# Rapido 7066



## Wysiwyg (Jul 27, 2009)

I have just bought a 2008 Rapido 7066F can anyone tell what Rapido claim is the MIRO weight and what roughly the pay load is
Ray..


----------



## 113016 (Jun 5, 2008)

*Re: Rapido 70066*



Wysiwyg said:


> I have just bought a 2008 Rapido 7066F can anyone tell what Rapido claim is the MIRO weight and what roughly the pay load is
> Ray..


Sorry, Ray, not been funny but you should have asked that prior to buying. It is such an important thing.
Best to fill the water and gas up to about 80%, load Mrs in as well and get the van weighed including your own weight.
Then you will know just how much you can load.
Also while you are at it, weigh just the rear axle and when you have this weight you can deduct it from the full weight and you also have the front axle weight.
Finally, you will now have a rough idea where to position heavy items. Usually, this will be in front of the back axle.
Good luck!


----------



## EJB (Aug 25, 2007)

Your MH should have a plate showing the different weights.
Sometimes there are two....one from the original chassis build and one added by Rapido.
Then check it on a weighbridge as suggested :wink:


----------



## rayc (Jun 3, 2008)

Rapido give a payload of 400kg on a 3500kg MGW. The MIRO of 3100kg is with 90% fuel, gas, fresh water and 78kg for the driver.

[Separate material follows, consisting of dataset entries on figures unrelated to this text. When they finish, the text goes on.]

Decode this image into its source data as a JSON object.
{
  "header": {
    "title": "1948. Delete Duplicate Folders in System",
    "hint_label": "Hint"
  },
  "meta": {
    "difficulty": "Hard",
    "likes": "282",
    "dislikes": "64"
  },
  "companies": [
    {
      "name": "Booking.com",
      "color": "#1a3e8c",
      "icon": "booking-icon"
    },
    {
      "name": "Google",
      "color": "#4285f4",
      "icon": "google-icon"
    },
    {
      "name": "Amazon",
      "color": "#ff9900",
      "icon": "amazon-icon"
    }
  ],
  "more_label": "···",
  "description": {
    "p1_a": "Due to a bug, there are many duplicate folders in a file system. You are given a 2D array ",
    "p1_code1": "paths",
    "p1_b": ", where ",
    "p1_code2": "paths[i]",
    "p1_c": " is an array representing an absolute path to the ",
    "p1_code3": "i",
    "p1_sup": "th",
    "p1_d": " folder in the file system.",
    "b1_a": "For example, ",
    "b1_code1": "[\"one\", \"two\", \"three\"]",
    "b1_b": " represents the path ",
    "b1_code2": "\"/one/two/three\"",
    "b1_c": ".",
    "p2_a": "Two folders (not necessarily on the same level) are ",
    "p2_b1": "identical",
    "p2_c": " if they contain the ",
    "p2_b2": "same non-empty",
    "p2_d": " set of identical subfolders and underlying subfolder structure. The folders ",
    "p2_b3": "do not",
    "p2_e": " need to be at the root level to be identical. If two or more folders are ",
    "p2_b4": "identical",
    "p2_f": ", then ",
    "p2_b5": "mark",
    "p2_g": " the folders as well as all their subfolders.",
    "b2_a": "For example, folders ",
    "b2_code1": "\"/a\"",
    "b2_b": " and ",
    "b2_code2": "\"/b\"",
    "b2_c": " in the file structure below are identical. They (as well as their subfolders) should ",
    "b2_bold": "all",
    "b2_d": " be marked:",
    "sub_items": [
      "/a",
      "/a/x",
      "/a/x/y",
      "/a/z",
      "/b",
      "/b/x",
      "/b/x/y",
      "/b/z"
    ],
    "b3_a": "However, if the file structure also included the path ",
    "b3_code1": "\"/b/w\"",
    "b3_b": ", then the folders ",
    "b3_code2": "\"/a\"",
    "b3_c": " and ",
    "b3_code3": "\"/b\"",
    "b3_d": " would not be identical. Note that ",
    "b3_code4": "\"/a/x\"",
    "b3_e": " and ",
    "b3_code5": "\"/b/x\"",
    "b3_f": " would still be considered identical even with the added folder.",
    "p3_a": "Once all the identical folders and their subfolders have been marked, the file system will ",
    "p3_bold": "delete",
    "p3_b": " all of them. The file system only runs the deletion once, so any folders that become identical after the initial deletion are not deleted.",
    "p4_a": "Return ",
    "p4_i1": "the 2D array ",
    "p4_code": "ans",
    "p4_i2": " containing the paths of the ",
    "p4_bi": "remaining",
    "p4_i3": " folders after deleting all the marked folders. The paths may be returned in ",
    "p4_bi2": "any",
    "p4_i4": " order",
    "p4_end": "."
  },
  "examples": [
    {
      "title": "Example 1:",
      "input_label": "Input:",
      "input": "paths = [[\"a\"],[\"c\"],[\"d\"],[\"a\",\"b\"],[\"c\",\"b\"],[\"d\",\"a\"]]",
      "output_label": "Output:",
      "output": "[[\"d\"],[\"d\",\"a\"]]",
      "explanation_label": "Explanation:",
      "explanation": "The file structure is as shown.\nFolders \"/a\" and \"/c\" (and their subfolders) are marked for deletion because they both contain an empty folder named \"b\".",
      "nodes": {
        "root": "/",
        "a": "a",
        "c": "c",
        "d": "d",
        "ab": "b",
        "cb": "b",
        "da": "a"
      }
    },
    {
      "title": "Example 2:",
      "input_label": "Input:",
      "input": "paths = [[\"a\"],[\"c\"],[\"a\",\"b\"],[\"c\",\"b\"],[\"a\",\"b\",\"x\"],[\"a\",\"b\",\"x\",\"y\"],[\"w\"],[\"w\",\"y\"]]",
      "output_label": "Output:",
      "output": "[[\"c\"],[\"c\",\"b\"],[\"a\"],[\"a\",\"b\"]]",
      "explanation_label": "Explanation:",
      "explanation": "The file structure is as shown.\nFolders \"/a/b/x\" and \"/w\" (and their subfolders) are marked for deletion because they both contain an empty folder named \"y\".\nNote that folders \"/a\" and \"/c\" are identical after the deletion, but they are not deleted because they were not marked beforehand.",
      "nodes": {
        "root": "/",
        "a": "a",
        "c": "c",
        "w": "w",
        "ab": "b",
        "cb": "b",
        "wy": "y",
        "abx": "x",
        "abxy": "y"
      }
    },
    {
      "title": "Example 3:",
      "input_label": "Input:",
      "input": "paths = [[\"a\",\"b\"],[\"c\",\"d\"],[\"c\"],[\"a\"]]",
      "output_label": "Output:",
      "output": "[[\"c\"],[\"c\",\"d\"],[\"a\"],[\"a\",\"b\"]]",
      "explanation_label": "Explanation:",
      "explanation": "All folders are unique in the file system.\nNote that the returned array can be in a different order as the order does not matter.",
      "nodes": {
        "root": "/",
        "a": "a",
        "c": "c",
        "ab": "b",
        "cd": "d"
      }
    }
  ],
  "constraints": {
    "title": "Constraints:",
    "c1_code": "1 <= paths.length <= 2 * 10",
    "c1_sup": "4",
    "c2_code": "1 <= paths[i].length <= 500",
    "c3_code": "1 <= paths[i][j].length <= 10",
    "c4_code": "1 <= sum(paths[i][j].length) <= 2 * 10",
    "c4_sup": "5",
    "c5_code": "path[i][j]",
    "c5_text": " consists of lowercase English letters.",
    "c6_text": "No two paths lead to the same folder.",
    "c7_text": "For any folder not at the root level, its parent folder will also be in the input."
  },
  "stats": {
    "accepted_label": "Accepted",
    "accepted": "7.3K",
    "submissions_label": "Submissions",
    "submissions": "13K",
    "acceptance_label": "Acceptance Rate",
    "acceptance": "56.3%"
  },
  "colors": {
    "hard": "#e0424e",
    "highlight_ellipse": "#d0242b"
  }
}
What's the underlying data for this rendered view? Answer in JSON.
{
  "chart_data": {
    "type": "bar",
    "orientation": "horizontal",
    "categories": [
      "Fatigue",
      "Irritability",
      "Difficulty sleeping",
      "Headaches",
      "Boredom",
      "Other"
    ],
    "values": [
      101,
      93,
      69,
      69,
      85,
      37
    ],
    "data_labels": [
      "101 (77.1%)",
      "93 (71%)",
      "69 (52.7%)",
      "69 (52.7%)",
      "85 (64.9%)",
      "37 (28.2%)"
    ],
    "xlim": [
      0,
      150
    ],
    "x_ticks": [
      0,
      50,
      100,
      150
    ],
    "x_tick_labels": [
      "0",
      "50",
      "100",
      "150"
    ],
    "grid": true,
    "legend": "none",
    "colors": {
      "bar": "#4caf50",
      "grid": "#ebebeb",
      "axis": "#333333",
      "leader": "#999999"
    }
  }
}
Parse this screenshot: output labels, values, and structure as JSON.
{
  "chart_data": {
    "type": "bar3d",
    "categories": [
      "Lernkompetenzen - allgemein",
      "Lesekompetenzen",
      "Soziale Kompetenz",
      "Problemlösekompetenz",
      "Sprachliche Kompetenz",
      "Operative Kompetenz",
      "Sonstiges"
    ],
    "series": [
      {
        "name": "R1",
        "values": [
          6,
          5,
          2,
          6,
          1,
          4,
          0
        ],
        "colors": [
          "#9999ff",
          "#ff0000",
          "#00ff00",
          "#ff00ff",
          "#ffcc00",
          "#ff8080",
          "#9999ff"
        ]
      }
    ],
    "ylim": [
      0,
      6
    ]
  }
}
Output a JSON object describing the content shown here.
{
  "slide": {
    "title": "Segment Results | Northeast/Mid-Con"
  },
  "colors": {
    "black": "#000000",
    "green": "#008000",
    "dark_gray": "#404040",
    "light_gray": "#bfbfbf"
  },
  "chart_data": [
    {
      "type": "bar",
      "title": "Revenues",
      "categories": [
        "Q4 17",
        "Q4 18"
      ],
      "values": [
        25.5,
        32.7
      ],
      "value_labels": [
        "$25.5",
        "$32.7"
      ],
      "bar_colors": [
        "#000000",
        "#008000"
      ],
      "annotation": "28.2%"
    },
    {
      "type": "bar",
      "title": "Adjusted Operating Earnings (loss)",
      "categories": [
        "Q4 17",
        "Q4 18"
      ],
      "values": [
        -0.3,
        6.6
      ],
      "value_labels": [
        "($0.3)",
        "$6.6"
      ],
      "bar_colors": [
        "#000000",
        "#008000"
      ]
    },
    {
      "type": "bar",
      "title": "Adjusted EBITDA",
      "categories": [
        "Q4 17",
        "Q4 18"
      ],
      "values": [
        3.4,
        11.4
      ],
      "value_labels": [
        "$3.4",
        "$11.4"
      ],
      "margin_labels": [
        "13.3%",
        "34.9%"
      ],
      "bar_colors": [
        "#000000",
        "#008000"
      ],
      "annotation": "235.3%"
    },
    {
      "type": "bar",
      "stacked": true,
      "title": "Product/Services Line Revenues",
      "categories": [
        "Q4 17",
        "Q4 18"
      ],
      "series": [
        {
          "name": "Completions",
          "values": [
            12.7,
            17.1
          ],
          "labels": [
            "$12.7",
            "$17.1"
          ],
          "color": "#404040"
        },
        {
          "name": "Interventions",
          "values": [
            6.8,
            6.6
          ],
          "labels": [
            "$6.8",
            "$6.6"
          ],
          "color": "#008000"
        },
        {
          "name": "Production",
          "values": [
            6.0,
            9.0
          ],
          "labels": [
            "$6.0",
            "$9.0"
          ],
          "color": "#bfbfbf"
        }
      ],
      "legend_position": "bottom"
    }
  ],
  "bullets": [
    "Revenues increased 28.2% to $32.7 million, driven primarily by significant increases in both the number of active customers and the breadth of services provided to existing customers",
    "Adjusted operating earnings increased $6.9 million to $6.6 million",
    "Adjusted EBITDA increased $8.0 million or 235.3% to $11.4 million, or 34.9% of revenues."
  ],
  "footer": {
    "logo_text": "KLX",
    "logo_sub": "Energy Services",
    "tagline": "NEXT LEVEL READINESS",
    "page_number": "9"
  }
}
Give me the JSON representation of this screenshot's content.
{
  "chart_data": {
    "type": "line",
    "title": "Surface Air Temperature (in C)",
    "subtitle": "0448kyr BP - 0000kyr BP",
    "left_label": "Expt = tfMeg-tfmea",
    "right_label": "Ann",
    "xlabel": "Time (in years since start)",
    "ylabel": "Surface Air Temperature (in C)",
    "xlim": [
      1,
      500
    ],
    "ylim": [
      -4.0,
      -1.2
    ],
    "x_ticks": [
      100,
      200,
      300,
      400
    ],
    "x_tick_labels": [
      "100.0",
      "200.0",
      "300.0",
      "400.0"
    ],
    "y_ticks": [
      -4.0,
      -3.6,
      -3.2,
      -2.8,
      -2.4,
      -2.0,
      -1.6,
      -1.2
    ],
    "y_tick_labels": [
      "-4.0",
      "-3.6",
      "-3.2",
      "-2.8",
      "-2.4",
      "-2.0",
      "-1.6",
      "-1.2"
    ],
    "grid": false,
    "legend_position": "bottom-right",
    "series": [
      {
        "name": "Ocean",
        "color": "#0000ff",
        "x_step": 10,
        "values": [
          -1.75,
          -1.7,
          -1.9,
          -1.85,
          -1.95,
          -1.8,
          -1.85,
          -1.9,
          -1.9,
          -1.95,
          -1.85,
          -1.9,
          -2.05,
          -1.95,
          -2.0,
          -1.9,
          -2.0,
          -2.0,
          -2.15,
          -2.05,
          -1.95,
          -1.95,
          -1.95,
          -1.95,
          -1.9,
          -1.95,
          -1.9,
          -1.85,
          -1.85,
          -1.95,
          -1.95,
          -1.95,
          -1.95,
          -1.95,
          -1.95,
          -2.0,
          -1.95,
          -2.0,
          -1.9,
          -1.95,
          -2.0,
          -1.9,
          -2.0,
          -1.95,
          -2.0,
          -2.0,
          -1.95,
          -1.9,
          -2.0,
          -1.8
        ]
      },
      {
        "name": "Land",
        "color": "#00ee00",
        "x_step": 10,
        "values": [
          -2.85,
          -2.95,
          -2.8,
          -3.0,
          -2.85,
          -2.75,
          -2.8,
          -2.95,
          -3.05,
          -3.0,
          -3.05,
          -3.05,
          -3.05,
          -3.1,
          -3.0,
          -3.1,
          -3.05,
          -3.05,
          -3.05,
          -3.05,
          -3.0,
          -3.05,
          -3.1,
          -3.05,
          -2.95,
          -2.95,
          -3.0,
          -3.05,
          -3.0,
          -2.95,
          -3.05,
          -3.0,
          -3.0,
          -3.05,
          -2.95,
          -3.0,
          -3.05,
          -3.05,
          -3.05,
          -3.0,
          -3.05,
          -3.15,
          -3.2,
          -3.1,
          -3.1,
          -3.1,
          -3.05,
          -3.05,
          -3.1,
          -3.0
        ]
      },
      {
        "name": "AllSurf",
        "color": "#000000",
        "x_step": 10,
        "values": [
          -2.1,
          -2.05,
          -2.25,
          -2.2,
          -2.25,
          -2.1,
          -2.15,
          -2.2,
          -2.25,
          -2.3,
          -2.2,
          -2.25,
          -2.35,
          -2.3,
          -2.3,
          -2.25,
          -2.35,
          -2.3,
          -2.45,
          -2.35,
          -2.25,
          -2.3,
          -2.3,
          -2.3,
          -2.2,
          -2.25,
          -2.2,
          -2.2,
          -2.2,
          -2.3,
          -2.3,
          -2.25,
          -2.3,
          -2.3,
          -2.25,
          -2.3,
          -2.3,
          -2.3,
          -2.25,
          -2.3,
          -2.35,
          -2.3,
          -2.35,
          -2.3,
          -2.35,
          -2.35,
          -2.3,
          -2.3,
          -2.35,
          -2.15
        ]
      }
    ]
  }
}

From memory, from I when I was speccing them prior to getting one, the 2008 70 series models were given as a MIRO of 3100kg +/- 5%.
It is only my personal opinion but the 70 series on a 3500kg MGW will be very tight to keep legal. 
Anyway perhaps the MIRO is now academic and what you want is a weigh bridge cert in running trim.
ray


----------



## 113016 (Jun 5, 2008)

rayc said:


> Rapido give a payload of 400kg on a 3500kg MGW. The MIRO of 3100kg is with 90% fuel, gas, fresh water and 78kg for the driver.
> 
> From memory, from I when I was speccing them prior to getting one, the 2008 70 series models were given as a MIRO of 3100kg +/- 5%.
> It is only my personal opinion but the 70 series on a 3500kg MGW will be very tight to keep legal.
> ...


Thanks Ray, for reminding me about fuel. I knew there was something I had forgotten, maybe it was due to the fact that I always keep my tank full so as to help stop condensation.
and I said 80%  minus 10 house points 

just looked at Caravan guard and all they mention for MIRO is full fuel tank and a driver at 75 kg. What use is that?

http://www.caravanguard.co.uk/news/how-to-calculate-your-motorhome’s-safe-weight-limits-4104/


----------